Don't Let The Sun Tell You What To Do

If for some bizarre reason you read The Sun, you will have woken up to a headline laying out the most read print newspaper in the UK’s stance on the EU referendum.

And that stance is: Leave. ‘BeLEAVE’ to be precise, as the media company casts its metaphorical front page ballot for a British exit from the European Union.

It’s not the first time The Sun has come out to support a particular side – in fact, they’ve done it at numerous elections.

In 1997, they declared their support for Tony Blair’s Labour Party, before switching back to their usual preference of the Tories in 2009, just in time to help scupper Gordon Brown’s chances of staying in power.

So while it’s nothing new for them try and sway a vote, the apparent hypocrisy of an unelected foreigner – proprietor Rupert Murdoch, an Australian born U.S. citizen – telling the UK to leave the EU so that they won’t have ‘unelected’ foreigners telling them what to do is a hard pill to swallow.

The EU referendum is perhaps the single most important political vote of our generation.

Whether you’re voting to leave or to stay, you deserve better than having a paper – whose idea of editorial integrity includes printing vile lies about Liverpool fans after the Hillsborough disaster, then refusing to apologise – telling you what to think.

This is a newspaper whose proprietor owned the now defunct News International media company, where journalists from the News of the World under Rebekah Brooks hacked the voicemails of murder victims, relatives of deceased British soldiers, and victims of the July 7 London bombings.

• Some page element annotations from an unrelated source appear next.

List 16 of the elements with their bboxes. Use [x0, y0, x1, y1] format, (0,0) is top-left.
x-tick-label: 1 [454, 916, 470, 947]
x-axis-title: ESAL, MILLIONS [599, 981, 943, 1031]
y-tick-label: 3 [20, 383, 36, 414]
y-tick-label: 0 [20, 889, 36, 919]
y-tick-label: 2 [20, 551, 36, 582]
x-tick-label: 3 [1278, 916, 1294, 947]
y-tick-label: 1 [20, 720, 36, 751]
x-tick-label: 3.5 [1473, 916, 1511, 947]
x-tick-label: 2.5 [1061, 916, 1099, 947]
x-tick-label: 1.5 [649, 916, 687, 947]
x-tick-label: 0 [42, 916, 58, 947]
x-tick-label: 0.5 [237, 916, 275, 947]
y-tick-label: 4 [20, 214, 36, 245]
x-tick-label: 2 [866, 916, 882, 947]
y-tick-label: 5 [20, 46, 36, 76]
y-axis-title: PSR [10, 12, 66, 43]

Both Murdoch and Brooks weren’t charged, and Ms Brooks is now the CEO of News UK – the new re-brand of News International, which owns The Times, The Sunday Times and The Sun.
But why would Rupert Murdoch want Britain to leave the EU?
Well, this quote from journalist Anthony Hilton has been doing the roundsagain, and may hold the key to Murdoch’s decision:
                      I once asked Rupert Murdoch why he was so opposed to the European Union. ‘That’s easy,’ he replied. ‘When I go into Downing Street they do what I say; when I go to Brussels they take no notice.’
The ageing press baron’s influence on UK politics is undeniable. When in 1992 The Sun printed its infamous Neil Kinnock front page, the Labour Party were slaughtered in the election. Then, when after a dramatic change of heart Murdoch suddenly became pro-Labour in 1997, Blair won by a landslide. And when Rob switched back to the Tories in 2009, David Cameron was soon in power.

Unfortunately for people who want to remain in the EU, Murdoch isn’t known for backing the losing side.

This vote shouldn’t be decided by people like Rupert Murdoch.

Whether you’re in or out, you need to be free to form your own opinion, preferably after reading both sides of the argument – what’s at stake is too important to let press barons, from both the Left and Right, tell you what to think.

June 23 is a huge day for the UK, you need to make the decision you think is right, not what an unelected, unaccountable foreigner thinks you should do.